I remember, as a Westerner, listening to a radio show about dealing with an elderly, dying relative in China, and thinking about how very, very foreign it all was to me. Please know that I speak only as a well-meaning outsider, not as someone with knowledge of your culture.
The only reason I feel able to comment at all is because that floundering loss -- "what in the world do I say now?" -- is not unique to Indonesia. These questions touch on universal fixtures of what it means to be human. However, you may need to creatively reinterpret some of what I say here in order to reflect your own culture.
You can't fix the underlying problem. Everyone will die, and when we know that it is coming, it is perfectly natural to feel scared, lost, and lonely. That counts for her as well as for you. As a loving grandchild, you cannot fix this, most central, issue for her. But here are some thoughts to guide you:
- Do not avoid her. She needs you now more than she ever has. As the old saying goes, everybody dies alone, but we don't need to be alone before that moment.
- Don't give false assurances. No one truly knows what happens when we die until they get there. Pulling attention to these matters can only serve to increase her anxiety.
- Don't force the conversation down serious paths. Do not try to push her to feel good, or feel bad, or feel any way at all. This is her moment, and she may feel however she'd like.
- Be good company. As long as she is living, she will be preoccupied with the concerns of the living. That means that laughter and jokes are great. So is conversation about what is going on in your life, or things that interest you. Ask her how she is doing. Follow her moods; if she wants to address serious matters, then be open to that. If she only wants to play cards or watch the television, offer to enjoy these activities with her.

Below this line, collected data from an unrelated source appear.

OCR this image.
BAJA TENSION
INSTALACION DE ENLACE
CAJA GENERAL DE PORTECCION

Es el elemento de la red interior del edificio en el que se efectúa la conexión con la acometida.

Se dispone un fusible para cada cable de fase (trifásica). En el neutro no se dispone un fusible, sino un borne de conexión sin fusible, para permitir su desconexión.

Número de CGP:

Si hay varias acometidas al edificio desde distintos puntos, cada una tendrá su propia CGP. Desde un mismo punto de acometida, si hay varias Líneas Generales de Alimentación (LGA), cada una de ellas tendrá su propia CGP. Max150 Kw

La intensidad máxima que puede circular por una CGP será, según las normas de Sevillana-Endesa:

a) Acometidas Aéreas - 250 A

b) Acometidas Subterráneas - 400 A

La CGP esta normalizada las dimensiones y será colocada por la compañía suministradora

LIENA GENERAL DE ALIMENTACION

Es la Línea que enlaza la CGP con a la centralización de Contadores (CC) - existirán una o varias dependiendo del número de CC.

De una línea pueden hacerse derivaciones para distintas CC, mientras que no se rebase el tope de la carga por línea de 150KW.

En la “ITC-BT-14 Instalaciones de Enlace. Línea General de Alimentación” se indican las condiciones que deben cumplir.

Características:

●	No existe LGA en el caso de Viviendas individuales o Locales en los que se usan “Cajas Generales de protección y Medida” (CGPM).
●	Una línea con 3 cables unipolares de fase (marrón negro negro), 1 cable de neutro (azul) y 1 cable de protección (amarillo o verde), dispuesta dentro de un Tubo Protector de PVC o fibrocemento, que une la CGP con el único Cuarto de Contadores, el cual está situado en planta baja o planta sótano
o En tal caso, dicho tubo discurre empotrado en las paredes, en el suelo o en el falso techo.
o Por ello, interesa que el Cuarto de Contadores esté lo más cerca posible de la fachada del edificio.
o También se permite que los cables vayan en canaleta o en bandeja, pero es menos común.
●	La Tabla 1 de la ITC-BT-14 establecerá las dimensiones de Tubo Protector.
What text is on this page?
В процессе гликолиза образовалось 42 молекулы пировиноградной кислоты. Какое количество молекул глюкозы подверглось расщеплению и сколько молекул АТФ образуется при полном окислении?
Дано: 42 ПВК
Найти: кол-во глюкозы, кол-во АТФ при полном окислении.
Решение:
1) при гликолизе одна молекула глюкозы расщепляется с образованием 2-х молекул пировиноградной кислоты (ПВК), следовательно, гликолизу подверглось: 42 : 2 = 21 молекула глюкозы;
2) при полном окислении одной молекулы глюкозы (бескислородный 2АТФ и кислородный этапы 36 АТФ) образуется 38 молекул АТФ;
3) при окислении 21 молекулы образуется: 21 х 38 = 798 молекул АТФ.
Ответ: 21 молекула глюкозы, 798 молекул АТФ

- Hold her hand. Touch is absolutely foundational to how humans interact with one another, and comforting touch soothes the mind in ways that words never can. She may be frail, but you can still hold her hand or give her a gentle hug.
I can't find the link, but I remember hearing from the director of StoryCorps, who has listened to thousands of short interviews between dying folks and their healthy, loving relatives (of all cultures), that there are four things that everyone needs to say before they go. They are:
- I love you.
- I forgive you.
- Please forgive me.
- Thank you.
It is wonderful of you to wish to be there for your grandmother. And at the end of her days, that is really all you can do. Be there for her, and be there with her.
(Edit: If you are not the primary caregiver for your grandmother, please consider also providing some support, both emotionally and with chores/activities, to the person who is. They may not be the person dying, but what they do is physically, emotionally, and in every other way draining. They could also use some care, love, and support.)